Sunday, June 12, 2011

C-section Caps Cost Lives and Money

I was appalled to read this story in the Express this morning, "Op Cutbacks Put Mothers At Risk". 
In it, Lucy Johnston writes:  "The Sunday Express has learned a growing number of health authorities have said they will not cover the cost of caesareans if they exceed the national average of 23 per cent. They will instead pay only the rate for a normal delivery, which means hospitals could lose up to £1,300 each time."

And I couldn't agree more with some of the comments quoted in the report:

"Nick Morris, a top consultant obstetrician, said: “This could put the lives of mothers and babies at risk. Financial considerations should not be allowed to interfere with clinical judgment.

"Professor Sabaratnam Arulkumaran, former ­president of the Royal College Obstetricians and Gynaecologists said: “It is wrong to set these ­targets without recognising that one reason caesarean sections are on the increase is because we are dealing with more complex cases such as obese women who develop problems and then need an op to deliver their child."
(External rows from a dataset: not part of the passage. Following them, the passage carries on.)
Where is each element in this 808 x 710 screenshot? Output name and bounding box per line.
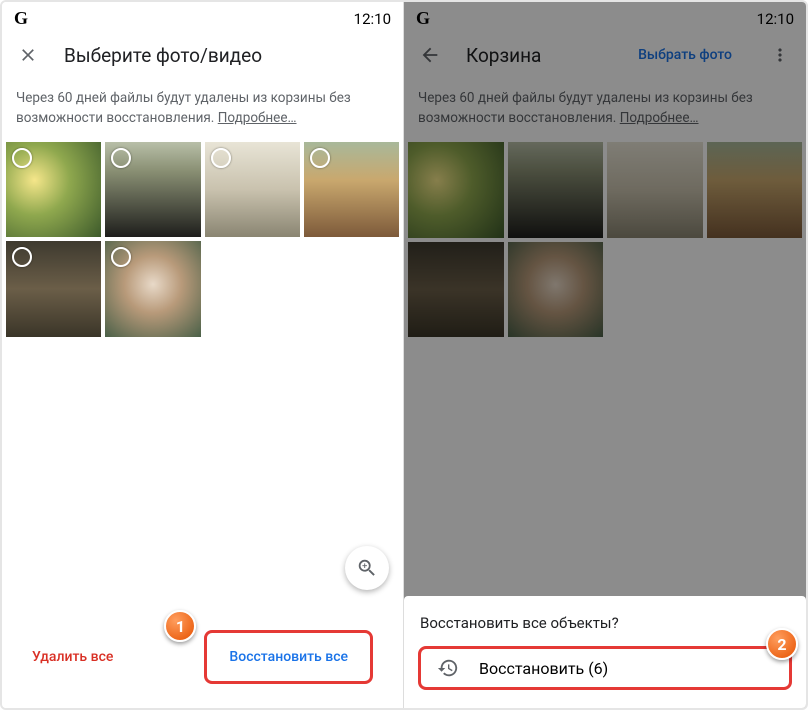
photo-thumb[interactable] [6, 142, 101, 237]
restore-action-highlight: Восстановить (6) [418, 646, 792, 690]
restore-all-button[interactable]: Восстановить все [229, 639, 348, 675]
status-bar: G 12:10 [2, 2, 403, 31]
photo-thumb[interactable] [205, 142, 300, 237]
content-area [2, 337, 403, 614]
selection-circle-icon[interactable] [111, 247, 131, 267]
google-g-logo: G [14, 8, 28, 29]
bottom-sheet: Восстановить все объекты? 2 Восстановить… [404, 596, 806, 708]
screen-trash-confirm: G 12:10 Корзина Выбрать фото Через 60 дн… [404, 2, 806, 708]
selection-circle-icon[interactable] [12, 148, 32, 168]
photo-thumb[interactable] [105, 142, 200, 237]
photo-thumb[interactable] [304, 142, 399, 237]
status-time: 12:10 [354, 10, 391, 28]
photo-grid [2, 142, 403, 337]
restore-action-button[interactable]: Восстановить (6) [479, 659, 608, 678]
app-bar: Выберите фото/видео [2, 31, 403, 79]
selection-circle-icon[interactable] [111, 148, 131, 168]
selection-circle-icon[interactable] [211, 148, 231, 168]
bottom-action-bar: Удалить все 1 Восстановить все [2, 614, 403, 708]
selection-circle-icon[interactable] [12, 247, 32, 267]
photo-thumb[interactable] [6, 241, 101, 336]
page-title: Выберите фото/видео [64, 44, 389, 67]
info-text-body: Через 60 дней файлы будут удалены из кор… [16, 90, 351, 126]
trash-info-text: Через 60 дней файлы будут удалены из кор… [2, 79, 403, 142]
zoom-fab[interactable] [345, 546, 389, 590]
callout-badge: 2 [766, 628, 798, 660]
callout-badge: 1 [164, 610, 196, 642]
restore-icon [437, 657, 459, 679]
screen-select-photos: G 12:10 Выберите фото/видео Через 60 дне… [2, 2, 404, 708]
sheet-title: Восстановить все объекты? [418, 614, 792, 632]
zoom-in-icon [356, 557, 378, 579]
delete-all-button[interactable]: Удалить все [32, 649, 113, 665]
learn-more-link[interactable]: Подробнее… [218, 110, 297, 126]
restore-all-highlight: Восстановить все [204, 630, 373, 684]
close-icon[interactable] [16, 43, 40, 67]
selection-circle-icon[interactable] [310, 148, 330, 168]
photo-thumb[interactable] [105, 241, 200, 336]
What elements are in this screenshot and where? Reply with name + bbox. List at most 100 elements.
This is the comment I added to the article:

"This is exactly what I've been warning for years - there is an unhealthy obsession with 'cesarean rates', and it is endangering the lives of mothers and babies. In terms of cost, you only need to look at the NHS Litigation Authority figures to see how much we end up spending (hundreds of millions of pounds) trying to avoid and delay life-saving c-sections. This 'national average' 23% target is a disgrace."

Where is it happening?

According to the report, this target of achieving a 23% cesarean rate in its hospitals (despite there being NO evidence-based research that indicates 23% as an optimum rate) has already been announced by primary care trusts in Surrey, Kent and Sussex, and now NHS South West London is adopting the same approach.

When, oh when, will this obsession with the ''cesarean rate'' number be eclipsed by a more healthy obsession with gathering high quality data on different cesarean types, and ensuring that women have healthy and satisfactory (read: live, healthy baby and mother) birth outcomes?